In an interview with the BBC, health secretary Matt Hancock struggled to explain his party’s claims, instead engaging in a semantic battle over the term “new nurses” versus “more nurses”.

“So, if you take 50,000, which is your big number, and you take away 18,500 who are already nurses – can you do the maths? How many do you have left that are more?” the interviewer asked.

“No. That are new,” Hancock replied. "So, we’re not saying 50,000 new nurses. We’re saying 50,000 more nurses."


Johnson and his Conservative Party have struggled on the health issue throughout his tenure as PM. On top of the numbers discrepancy, Johnson announced a return to the bursary system for student nurses, which should have been a positive going into the election.

However, some nurses have been angered by this and point out that it was the conservatives who scrapped the bursary in 2016 for the new tuition system that leaves nurses with upwards of £60,000 ($114,000) debt upon leaving university, and has seen applications to study nursing fall by 13,000 a year since.

This is said be one reason for the 43,000-nurse deficit in the UK. During a recent hospital visit, Johnson shared a tense exchange with nurses over a cup of tea, with one nurse asking Johnson if he has a “nurse tree” as well as a "money tree".

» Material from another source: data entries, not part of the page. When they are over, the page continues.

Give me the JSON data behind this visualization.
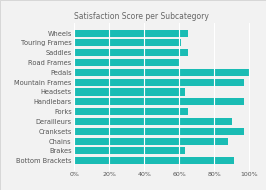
{
  "title": "Satisfaction Score per Subcategory",
  "categories": [
    "Bottom Brackets",
    "Brakes",
    "Chains",
    "Cranksets",
    "Derailleurs",
    "Forks",
    "Handlebars",
    "Headsets",
    "Mountain Frames",
    "Pedals",
    "Road Frames",
    "Saddles",
    "Touring Frames",
    "Wheels"
  ],
  "values": [
    0.91,
    0.63,
    0.88,
    0.97,
    0.9,
    0.65,
    0.97,
    0.63,
    0.97,
    1.0,
    0.6,
    0.65,
    0.61,
    0.65
  ],
  "bar_color": "#1ABCB4",
  "background_color": "#F2F2F2",
  "plot_bg_color": "#F2F2F2",
  "title_fontsize": 5.5,
  "label_fontsize": 4.8,
  "tick_fontsize": 4.5,
  "title_color": "#666666",
  "label_color": "#555555",
  "grid_color": "#FFFFFF",
  "xlim": [
    0,
    1.05
  ]
}
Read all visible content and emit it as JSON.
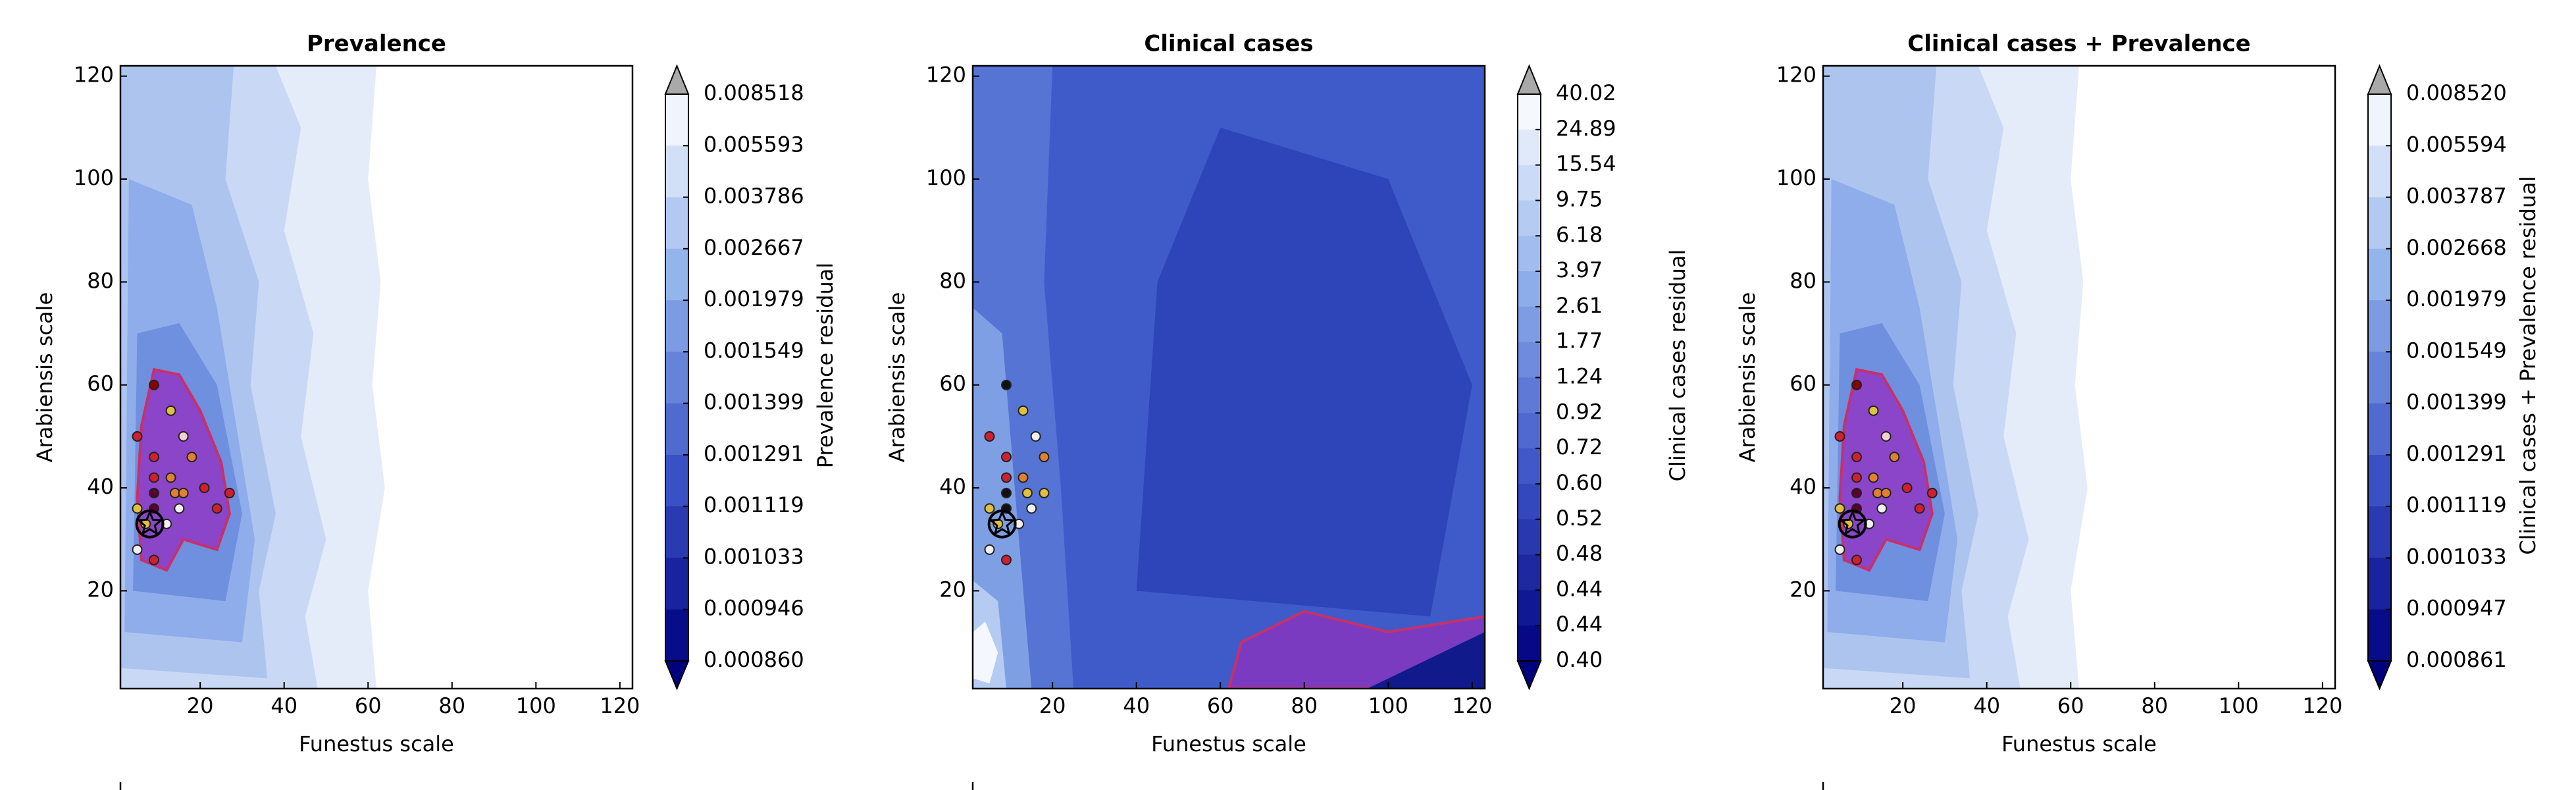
{
  "chart_data": [
    {
      "type": "contour",
      "title": "Prevalence",
      "xlabel": "Funestus scale",
      "ylabel": "Arabiensis scale",
      "xlim": [
        1,
        123
      ],
      "ylim": [
        1,
        122
      ],
      "xticks": [
        20,
        40,
        60,
        80,
        100,
        120
      ],
      "yticks": [
        20,
        40,
        60,
        80,
        100,
        120
      ],
      "colorbar": {
        "label": "Prevalence residual",
        "ticks": [
          0.008518,
          0.005593,
          0.003786,
          0.002667,
          0.001979,
          0.001549,
          0.001399,
          0.001291,
          0.001119,
          0.001033,
          0.000946,
          {
            "value": 0.00086,
            "label": "0.000860"
          }
        ],
        "colors": [
          "#ffffff",
          "#8fb0eb",
          "#3d55c8",
          "#00007f"
        ],
        "extend_colors": [
          "#a9a9a9",
          "#00007f"
        ]
      },
      "points": {
        "x": [
          9,
          13,
          5,
          9,
          16,
          18,
          9,
          13,
          9,
          14,
          16,
          9,
          5,
          15,
          7,
          12,
          5,
          9,
          24,
          21,
          27
        ],
        "y": [
          60,
          55,
          50,
          46,
          50,
          46,
          42,
          42,
          39,
          39,
          39,
          36,
          36,
          36,
          33,
          33,
          28,
          26,
          36,
          40,
          39
        ],
        "colors": [
          "#8b0000",
          "#e0c040",
          "#d02030",
          "#d02030",
          "#f5d0d0",
          "#e08030",
          "#d02030",
          "#e08030",
          "#5a0030",
          "#e08030",
          "#e08030",
          "#5a0030",
          "#e0c040",
          "#f0f0f0",
          "#e0c040",
          "#f0f0f0",
          "#f0f0f0",
          "#d02030",
          "#d02030",
          "#d02030",
          "#d02030"
        ]
      }
    },
    {
      "type": "contour",
      "title": "Clinical cases",
      "xlabel": "Funestus scale",
      "ylabel": "Arabiensis scale",
      "xlim": [
        1,
        123
      ],
      "ylim": [
        1,
        122
      ],
      "xticks": [
        20,
        40,
        60,
        80,
        100,
        120
      ],
      "yticks": [
        20,
        40,
        60,
        80,
        100,
        120
      ],
      "colorbar": {
        "label": "Clinical cases residual",
        "ticks": [
          40.02,
          24.89,
          15.54,
          9.75,
          6.18,
          3.97,
          2.61,
          1.77,
          1.24,
          0.92,
          0.72,
          {
            "value": 0.6,
            "label": "0.60"
          },
          0.52,
          0.48,
          0.44,
          0.44,
          {
            "value": 0.4,
            "label": "0.40"
          }
        ],
        "colors": [
          "#ffffff",
          "#8fb0eb",
          "#3d55c8",
          "#00007f"
        ],
        "extend_colors": [
          "#a9a9a9",
          "#00007f"
        ]
      },
      "points": {
        "x": [
          9,
          13,
          5,
          9,
          16,
          18,
          9,
          13,
          9,
          14,
          18,
          9,
          5,
          15,
          7,
          12,
          5,
          9
        ],
        "y": [
          60,
          55,
          50,
          46,
          50,
          46,
          42,
          42,
          39,
          39,
          39,
          36,
          36,
          36,
          33,
          33,
          28,
          26
        ],
        "colors": [
          "#111111",
          "#e0c040",
          "#d02030",
          "#d02030",
          "#f0f0f0",
          "#e08030",
          "#d02030",
          "#e08030",
          "#111111",
          "#e0c040",
          "#e0c040",
          "#111111",
          "#e0c040",
          "#f0f0f0",
          "#e0c040",
          "#f0f0f0",
          "#f0f0f0",
          "#d02030"
        ]
      }
    },
    {
      "type": "contour",
      "title": "Clinical cases + Prevalence",
      "xlabel": "Funestus scale",
      "ylabel": "Arabiensis scale",
      "xlim": [
        1,
        123
      ],
      "ylim": [
        1,
        122
      ],
      "xticks": [
        20,
        40,
        60,
        80,
        100,
        120
      ],
      "yticks": [
        20,
        40,
        60,
        80,
        100,
        120
      ],
      "colorbar": {
        "label": "Clinical cases + Prevalence residual",
        "ticks": [
          {
            "value": 0.00852,
            "label": "0.008520"
          },
          0.005594,
          0.003787,
          0.002668,
          0.001979,
          0.001549,
          0.001399,
          0.001291,
          0.001119,
          0.001033,
          0.000947,
          0.000861
        ],
        "colors": [
          "#ffffff",
          "#8fb0eb",
          "#3d55c8",
          "#00007f"
        ],
        "extend_colors": [
          "#a9a9a9",
          "#00007f"
        ]
      },
      "points": {
        "x": [
          9,
          13,
          5,
          9,
          16,
          18,
          9,
          13,
          9,
          14,
          16,
          9,
          5,
          15,
          7,
          12,
          5,
          9,
          24,
          21,
          27
        ],
        "y": [
          60,
          55,
          50,
          46,
          50,
          46,
          42,
          42,
          39,
          39,
          39,
          36,
          36,
          36,
          33,
          33,
          28,
          26,
          36,
          40,
          39
        ],
        "colors": [
          "#8b0000",
          "#e0c040",
          "#d02030",
          "#d02030",
          "#f5d0d0",
          "#e08030",
          "#d02030",
          "#e08030",
          "#5a0030",
          "#e08030",
          "#e08030",
          "#5a0030",
          "#e0c040",
          "#f0f0f0",
          "#e0c040",
          "#f0f0f0",
          "#f0f0f0",
          "#d02030",
          "#d02030",
          "#d02030",
          "#d02030"
        ]
      }
    }
  ]
}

The leading union for nurses in the UK is unsure of the Tory promises.

Dame Professor Donna Kinnair, general secretary and chief executive of the Royal College of Nursing, said: “Today’s commitment to recruit and retain 50,000 more nursing staff above and beyond the existing students completing degrees is the right level of aspiration.

“However, we need more detail of how and from where these future professionals are going to be found," she said.

"Forcing would-be nurses to pay tuition fees has demonstrably failed in the last two years. With this announcement, Boris Johnson has not brought back the bursary – he is pledging to return one element of the package and keep the costly tuition fees in place.”

Elsewhere, opposition leader Jeremy Corbyn claimed to have obtained government documents which prove that in preparing for Brexit, the conservatives are considering selling off parts of the NHS to private US companies.

“We’ve now got evidence that under Boris Johnson the NHS is on the table and is up for sale,” he said.